If you've spent any time on the Internet this past week, you've probably heard and then argued over a certain viral sound clip.
He's saying, "Laurel," some people swear. No, he's saying, "Yanny," others insist. But for Broadway and television actor Jay Aubrey Jones, he hears himself.
Jones did some voice work for Vocabulary.com, recording more than 36,000 words for the website in 2007, including saying the word, "Laurel." And apparently, that is the source audio for the "Laurel, Yanny" viral clip that's been driving the Internet crazy.
"When I first heard this recording, it was on Wednesday morning on television, and I was putting myself together, and I did not recognize my voice at all," Jones tells Weekend Edition Sunday's LuLu Garcia-Navarro.
After receiving several phone calls, texts and emails from a producer at Vocabulary.com and other friends, Jones says, "They explained that it was my voice that has been creating this brouhaha for want of a better word."
Jones says he actually hears the word, "Laurel," when he listens to the clip of his voice, but a friend of his "swore up and down that all she heard was 'Yanny.' "

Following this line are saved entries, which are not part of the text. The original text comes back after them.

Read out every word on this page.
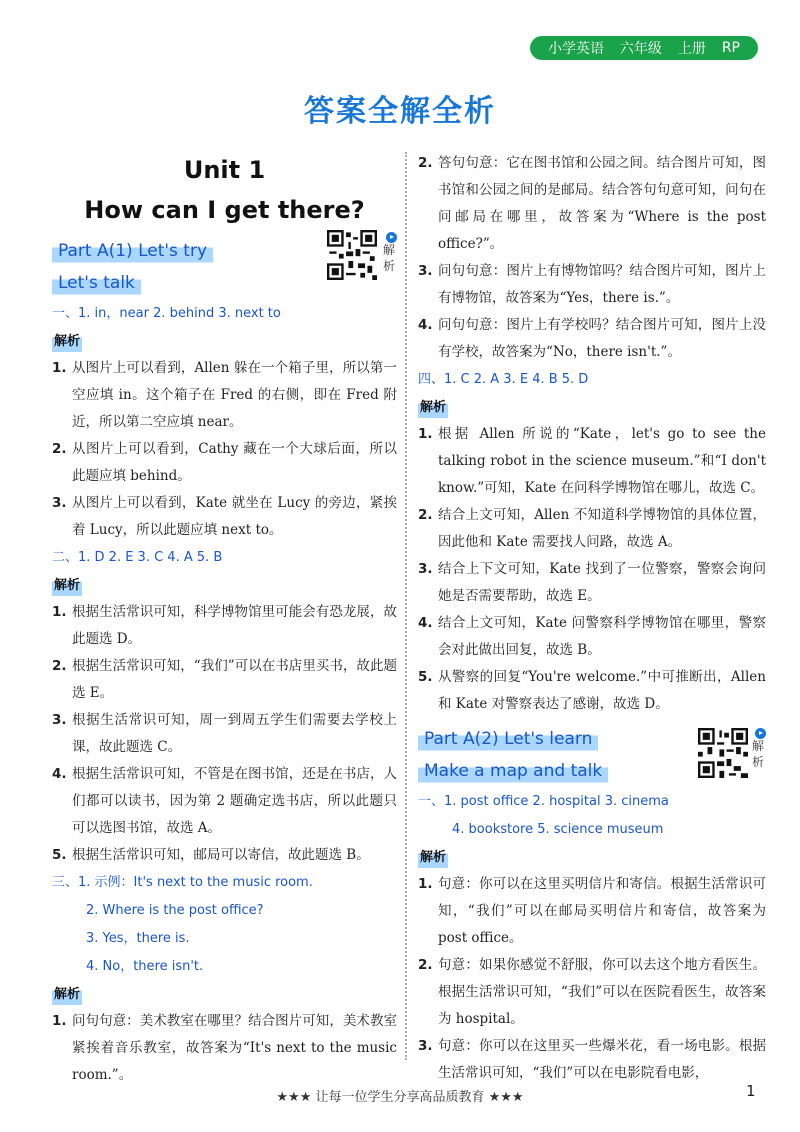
小学英语 六年级 上册 RP
答案全解全析
Unit 1
How can I get there?
Part A(1) Let's try
Let's talk
解析
一、1. in，near 2. behind 3. next to
解析
1. 从图片上可以看到，Allen 躲在一个箱子里，所以第一空应填 in。这个箱子在 Fred 的右侧，即在 Fred 附近，所以第二空应填 near。
2. 从图片上可以看到，Cathy 藏在一个大球后面，所以此题应填 behind。
3. 从图片上可以看到，Kate 就坐在 Lucy 的旁边，紧挨着 Lucy，所以此题应填 next to。
二、1. D 2. E 3. C 4. A 5. B
解析
1. 根据生活常识可知，科学博物馆里可能会有恐龙展，故此题选 D。
2. 根据生活常识可知，“我们”可以在书店里买书，故此题选 E。
3. 根据生活常识可知，周一到周五学生们需要去学校上课，故此题选 C。
4. 根据生活常识可知，不管是在图书馆，还是在书店，人们都可以读书，因为第 2 题确定选书店，所以此题只可以选图书馆，故选 A。
5. 根据生活常识可知，邮局可以寄信，故此题选 B。
三、1. 示例：It's next to the music room.
2. Where is the post office?
3. Yes，there is.
4. No，there isn't.
解析
1. 问句句意：美术教室在哪里？结合图片可知，美术教室紧挨着音乐教室，故答案为“It's next to the music room.”。
2. 答句句意：它在图书馆和公园之间。结合图片可知，图书馆和公园之间的是邮局。结合答句句意可知，问句在问邮局在哪里，故答案为“Where is the post office?”。
3. 问句句意：图片上有博物馆吗？结合图片可知，图片上有博物馆，故答案为“Yes，there is.”。
4. 问句句意：图片上有学校吗？结合图片可知，图片上没有学校，故答案为“No，there isn't.”。
四、1. C 2. A 3. E 4. B 5. D
解析
1. 根据 Allen 所说的“Kate，let's go to see the talking robot in the science museum.”和“I don't know.”可知，Kate 在问科学博物馆在哪儿，故选 C。
2. 结合上文可知，Allen 不知道科学博物馆的具体位置，因此他和 Kate 需要找人问路，故选 A。
3. 结合上下文可知，Kate 找到了一位警察，警察会询问她是否需要帮助，故选 E。
4. 结合上文可知，Kate 问警察科学博物馆在哪里，警察会对此做出回复，故选 B。
5. 从警察的回复“You're welcome.”中可推断出，Allen 和 Kate 对警察表达了感谢，故选 D。
Part A(2) Let's learn
Make a map and talk
解析
一、1. post office 2. hospital 3. cinema
4. bookstore 5. science museum
解析
1. 句意：你可以在这里买明信片和寄信。根据生活常识可知，“我们”可以在邮局买明信片和寄信，故答案为 post office。
2. 句意：如果你感觉不舒服，你可以去这个地方看医生。根据生活常识可知，“我们”可以在医院看医生，故答案为 hospital。
3. 句意：你可以在这里买一些爆米花，看一场电影。根据生活常识可知，“我们”可以在电影院看电影，
★★★ 让每一位学生分享高品质教育 ★★★	1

"I think it has to do first of all with what has happened with people's computers or listening devices, also how people process sound, which is highly individual," he says.
Jones, whose three-decade Broadway career includes a run as an understudy in the musical Cats, also appeared on the television shows, The Michael J. Fox Show and Gotham. Now, he's gone viral.
"I'm not sure" I'll add this to my resume, Jones says. "How does one put it? Under the caption, Radio: The 'Laurel' Guy."